James Dissiramah

Personal information
- Full name: James Cobblah Dissiramah
- Date of birth: 13 September 1983 (age 41)
- Place of birth: Accra, Ghana
- Height: 6 ft 1 in (1.85 m)
- Position(s): Defender

Team information
- Current team: Si Sa Ket
- Number: 15

Youth career
- 1998–1999: University of Ghana

Senior career*
- Years: Team / Apps / (Gls)
- 2000–2007: Liberty Professionals FC
- 2007–2009: Mumbai FC / 26 / (0)
- 2009: Stay Cool Professionals / 30 / (5)
- 2010: Club Valencia
- 2011: Liberty Professionals FC
- 2011: Sisaket F.C.
- 2012–2014: Liberty Professionals FC

International career
- 2006: Ghana / 3 / (0)

= James Dissiramah =

Ghanaian footballer

James Cobblah Dissiramah (born 13 September 1983 in Accra) is a Ghanaian football player, he currently plays for Sisaket F.C.

== Career ==
Dissiramah began his career with Liberty Professionals FC and was signed on 19 October 2007 from Mumbai FC, after a successful trial with Indian club On 30 September 2009 his contract with Mumbai FC was not renewed and he left India to sign for Ghanaian club Stay Cool Professionals.

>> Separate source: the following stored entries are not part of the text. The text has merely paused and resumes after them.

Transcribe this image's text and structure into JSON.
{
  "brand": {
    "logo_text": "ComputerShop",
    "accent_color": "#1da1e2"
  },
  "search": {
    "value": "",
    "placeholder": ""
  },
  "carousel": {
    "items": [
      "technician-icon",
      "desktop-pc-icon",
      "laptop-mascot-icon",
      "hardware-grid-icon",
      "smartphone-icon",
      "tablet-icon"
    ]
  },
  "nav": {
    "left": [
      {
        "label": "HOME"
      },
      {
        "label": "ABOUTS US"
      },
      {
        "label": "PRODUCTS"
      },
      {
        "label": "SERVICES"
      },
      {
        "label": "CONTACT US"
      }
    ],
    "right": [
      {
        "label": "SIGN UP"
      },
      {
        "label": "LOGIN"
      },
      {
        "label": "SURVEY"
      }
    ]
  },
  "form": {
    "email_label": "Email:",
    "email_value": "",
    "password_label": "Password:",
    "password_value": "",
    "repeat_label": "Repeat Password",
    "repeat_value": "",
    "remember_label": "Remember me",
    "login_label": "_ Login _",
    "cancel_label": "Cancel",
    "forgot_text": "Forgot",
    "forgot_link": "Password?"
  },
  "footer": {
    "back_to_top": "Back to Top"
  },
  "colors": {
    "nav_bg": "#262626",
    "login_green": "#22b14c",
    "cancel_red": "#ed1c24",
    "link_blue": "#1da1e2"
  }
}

He played than a year with Maldives top club Club Valencia, before in January 2011 returned to Liberty Professionals FC. Dissiramah signed in Mai 2011 with Thai Premier League side Sisaket F.C. and played his debut on 14 May against Thai Port F.C.

== International career ==
He previously captained the Ghanaian national football team and represented his country at the African Nations Cup and Topfo Cup.